I’ve come across clients and people who want to be told what to do, and handed the fix, the solution. Integrating external advice isn’t as easy to process as we’d like it to be. It may not seem to fit the situation, or simply it may not feel right, after the conversation. Despite our best efforts and intentions, it may feel too hard, too simple, too hard to reach.
“I can’t, I don’t know how to. I need to do more research, is likely what you’ll hear your brain say instead.
Which is why advice or shared opinions rarely brings the same game-changing results that the interrogative method offers.
So I try as best I can to re-route my clients and lead them to a deeper form of inquiry. The inner work, or the magic of our problem-solving mind, is the key to finding the right solution for each of us.
Switching to questions does two things: it leads your brain to seek for answers and as Pink noted - pointing to the efficacy of the coaching model: “within those answers are strategies for actually carrying out the task.”
When things are not going anywhere, can you find the right question?
WHERE TO START?
Here’s the advice bit, the benefits of the method, summed up:
Ask questions and find significance in the answers.
Learn how to get unstuck.
And perhaps, even gain new strategies for how to reach your objectives.
Don’t trust me, trust the research (still quoting from Dan Pink's book):
“[…] people are more likely to act, and to perform well, when the motivations come from intrinsic choices rather than from extrinsic pressures.”
The most essential of all the questions that I ask - and which I use indiscriminately with individual or corporate clients - resonates with the ones that Seth Godin, brilliant mind that he is, started us off with when I did the the altMBA, all the way back in 2017 (a lifetime ago).
Would you like to try it out for yourself? or with your team?
If you feel so inclined, now is a good time to reach for a piece of paper and a pen.
Give yourself time. Don’t rush your answers. And feel free to let me know if the exercise gives you a clearer sense of direction.
Let’s start with:
Why do you do what you do?
And then answer each of the below four questions, so five answers in total. Give it a little time, don’t rush it please.
What are we/you here for?
What are we/you trying to accomplish?
Why does this matter?
Why is it important to you?
BE MORE BOB
Any personally-charged endeavour will feel like a struggle at some point or another. It’s true for everyone, and of course, for me too.
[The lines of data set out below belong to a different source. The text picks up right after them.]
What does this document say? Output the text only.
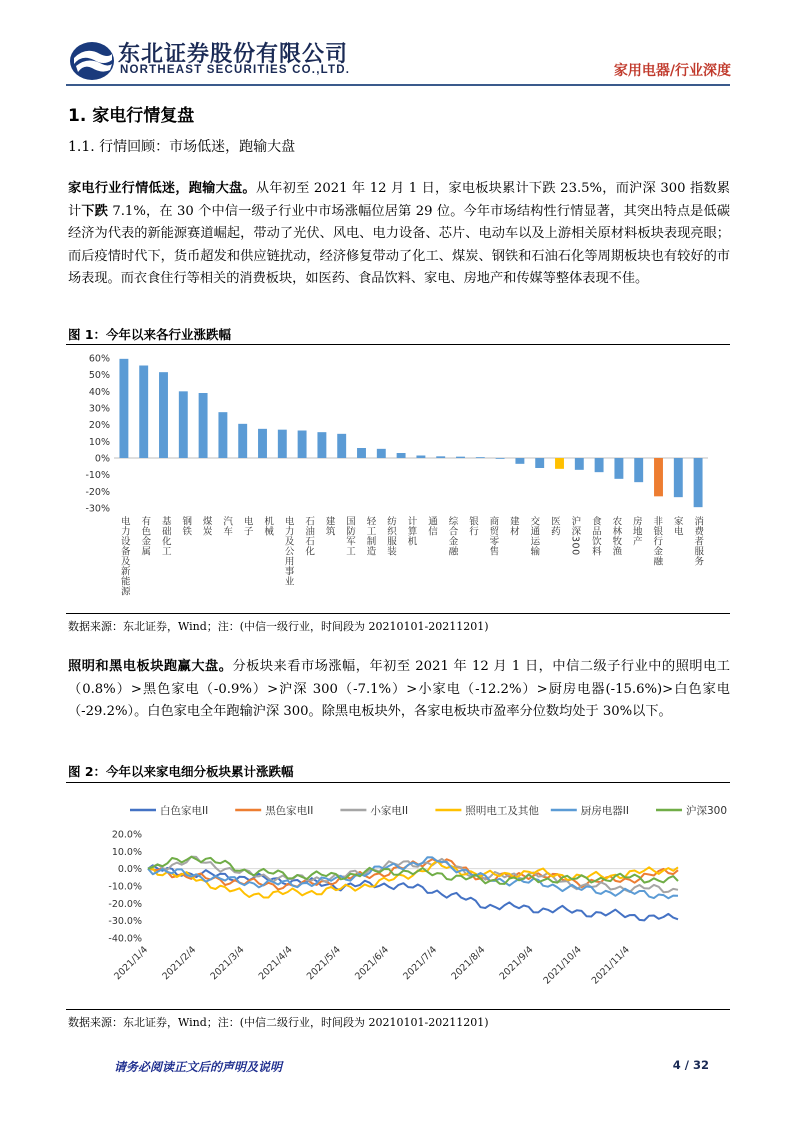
东北证券股份有限公司
NORTHEAST SECURITIES CO.,LTD.	家用电器/行业深度
1. 家电行情复盘
1.1. 行情回顾：市场低迷，跑输大盘
家电行业行情低迷，跑输大盘。从年初至 2021 年 12 月 1 日，家电板块累计下跌 23.5%，而沪深 300 指数累计下跌 7.1%，在 30 个中信一级子行业中市场涨幅位居第 29 位。今年市场结构性行情显著，其突出特点是低碳经济为代表的新能源赛道崛起，带动了光伏、风电、电力设备、芯片、电动车以及上游相关原材料板块表现亮眼；而后疫情时代下，货币超发和供应链扰动，经济修复带动了化工、煤炭、钢铁和石油石化等周期板块也有较好的市场表现。而衣食住行等相关的消费板块，如医药、食品饮料、家电、房地产和传媒等整体表现不佳。
图 1：今年以来各行业涨跌幅
60%
50%
40%
30%
20%
10%
0%
-10%
-20%
-30%
电力设备及新能源 有色金属 基础化工 钢铁 煤炭 汽车 电子 机械 电力及公用事业 石油石化 建筑 国防军工 轻工制造 纺织服装 计算机 通信 综合金融 银行 商贸零售 建材 交通运输 医药 沪深300 食品饮料 农林牧渔 房地产 非银行金融 家电 消费者服务
数据来源：东北证券，Wind；注：(中信一级行业，时间段为 20210101-20211201)
照明和黑电板块跑赢大盘。分板块来看市场涨幅，年初至 2021 年 12 月 1 日，中信二级子行业中的照明电工（0.8%）>黑色家电（-0.9%）>沪深 300（-7.1%）>小家电（-12.2%）>厨房电器(-15.6%)>白色家电（-29.2%）。白色家电全年跑输沪深 300。除黑电板块外，各家电板块市盈率分位数均处于 30%以下。
图 2：今年以来家电细分板块累计涨跌幅
白色家电II	黑色家电II	小家电II	照明电工及其他	厨房电器II	沪深300
20.0%
10.0%
0.0%
-10.0%
-20.0%
-30.0%
-40.0%
2021/1/4 2021/2/4 2021/3/4 2021/4/4 2021/5/4 2021/6/4 2021/7/4 2021/8/4 2021/9/4 2021/10/4 2021/11/4
数据来源：东北证券，Wind；注：(中信二级行业，时间段为 20210101-20211201)
请务必阅读正文后的声明及说明	4 / 32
From one day to the next, I go from “this is great, I’m doing so well” to “this is a pile of crap and who do I think I am? I am an absolute fraud.”
There will always be moments of stuckness, friction and difficulties; why not try to make peace with that?
More often than not, I notice the difficult thoughts and I let them go by asking myself: can I do this?
And here’s the thing: my inner voice offers the answer.
You CAN do this.
And I go back to work.
Want a better life? Ask better questions.